Proximity to borders as the fruitful grounds for language (and market) mixtures/overlaps. Here, Tibetan script tops a sturdy bag of woven fibers, while the writing below is in Chinese.
Consider how customers read into the difference in ratios of their native language to that of the adjacent context’s. The imagery here seems to be strongly Tibetan, however – is that a good branding if you are a Chinese customer? Or is that a “bare minimum” for a Tibetan customer to even be interested in the contents of the bag? What are the assumptions about customers, here? China seems not to lack examples of packaging that are inconsistent with my American norms.

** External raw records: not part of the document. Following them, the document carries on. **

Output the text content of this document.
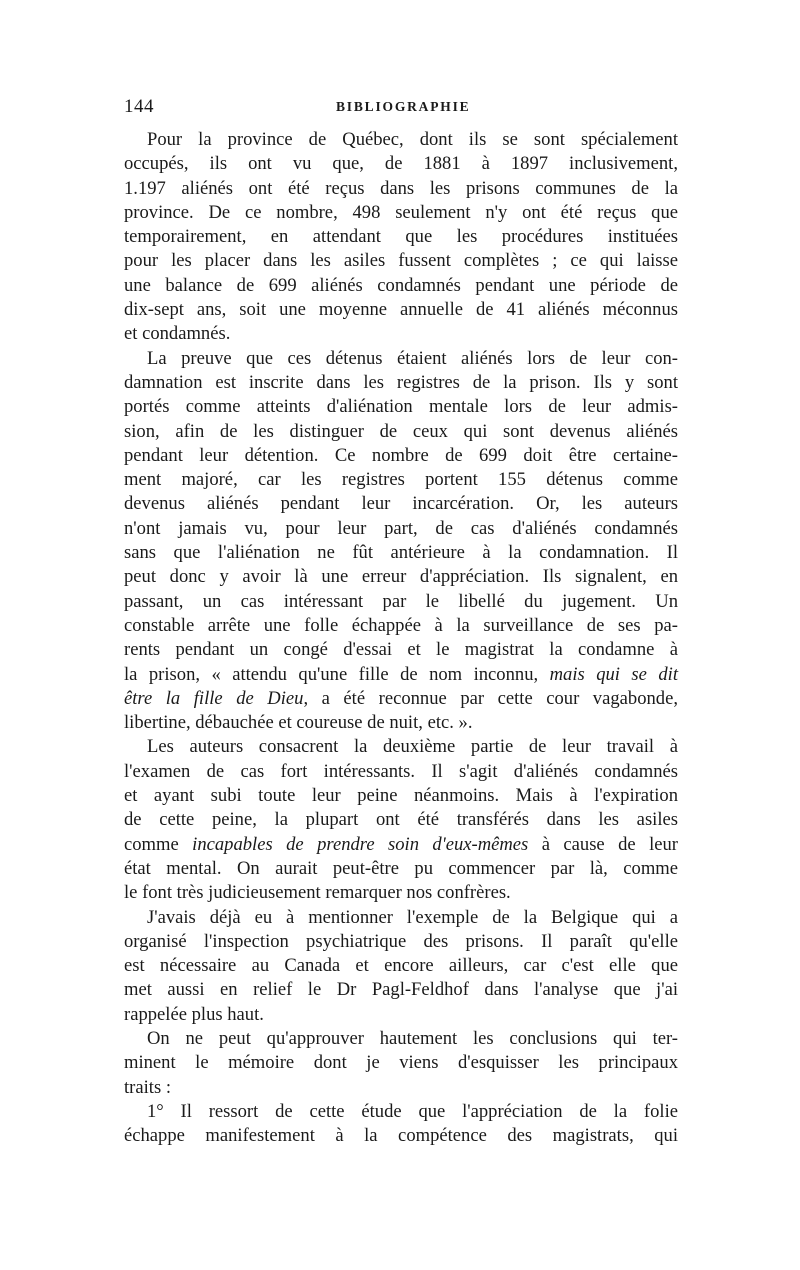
144	BIBLIOGRAPHIE
Pour la province de Québec, dont ils se sont spécialement
occupés, ils ont vu que, de 1881 à 1897 inclusivement,
1.197 aliénés ont été reçus dans les prisons communes de la
province. De ce nombre, 498 seulement n'y ont été reçus que
temporairement, en attendant que les procédures instituées
pour les placer dans les asiles fussent complètes ; ce qui laisse
une balance de 699 aliénés condamnés pendant une période de
dix-sept ans, soit une moyenne annuelle de 41 aliénés méconnus
et condamnés.
La preuve que ces détenus étaient aliénés lors de leur con-
damnation est inscrite dans les registres de la prison. Ils y sont
portés comme atteints d'aliénation mentale lors de leur admis-
sion, afin de les distinguer de ceux qui sont devenus aliénés
pendant leur détention. Ce nombre de 699 doit être certaine-
ment majoré, car les registres portent 155 détenus comme
devenus aliénés pendant leur incarcération. Or, les auteurs
n'ont jamais vu, pour leur part, de cas d'aliénés condamnés
sans que l'aliénation ne fût antérieure à la condamnation. Il
peut donc y avoir là une erreur d'appréciation. Ils signalent, en
passant, un cas intéressant par le libellé du jugement. Un
constable arrête une folle échappée à la surveillance de ses pa-
rents pendant un congé d'essai et le magistrat la condamne à
la prison, « attendu qu'une fille de nom inconnu, mais qui se dit
être la fille de Dieu, a été reconnue par cette cour vagabonde,
libertine, débauchée et coureuse de nuit, etc. ».
Les auteurs consacrent la deuxième partie de leur travail à
l'examen de cas fort intéressants. Il s'agit d'aliénés condamnés
et ayant subi toute leur peine néanmoins. Mais à l'expiration
de cette peine, la plupart ont été transférés dans les asiles
comme incapables de prendre soin d'eux-mêmes à cause de leur
état mental. On aurait peut-être pu commencer par là, comme
le font très judicieusement remarquer nos confrères.
J'avais déjà eu à mentionner l'exemple de la Belgique qui a
organisé l'inspection psychiatrique des prisons. Il paraît qu'elle
est nécessaire au Canada et encore ailleurs, car c'est elle que
met aussi en relief le Dr Pagl-Feldhof dans l'analyse que j'ai
rappelée plus haut.
On ne peut qu'approuver hautement les conclusions qui ter-
minent le mémoire dont je viens d'esquisser les principaux
traits :
1° Il ressort de cette étude que l'appréciation de la folie
échappe manifestement à la compétence des magistrats, qui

If you can’t read the label, any guesses as to the bag’s contents? Considering the apparent strength and robustness of the bag, rice, fertilizer, seed, or objects of a similar weight/density would be plausible. None of them would be right, however: this is labeled to have originally contained (a presumably great number of) 哈达/kata/khata/kada/khada, the traditional Tibetan scarf used to welcome, honor, apologize, and mourn. Think of how this packaging conveys, albeit subtly, the manufacturer’s perspective of the “holiness” of this traditionally sacred object (how would someone devout consider a fifty-gallon vat of holy water as opposed to a goblet-full?).
In light of this, the logic of labeling changes somewhat; Tibetan letters are likely not an attractor to Tibetan customers, but rather proof of product legitimacy. The notion that the scarves are “authentic” is bolstered by the presence of the Tibetan writing, the culture whose approval must be obtained in order for the contents of the bag to be truly considered (and ostensibly for whom it most matters, as opposed to the Chinese manufacturers of the objects).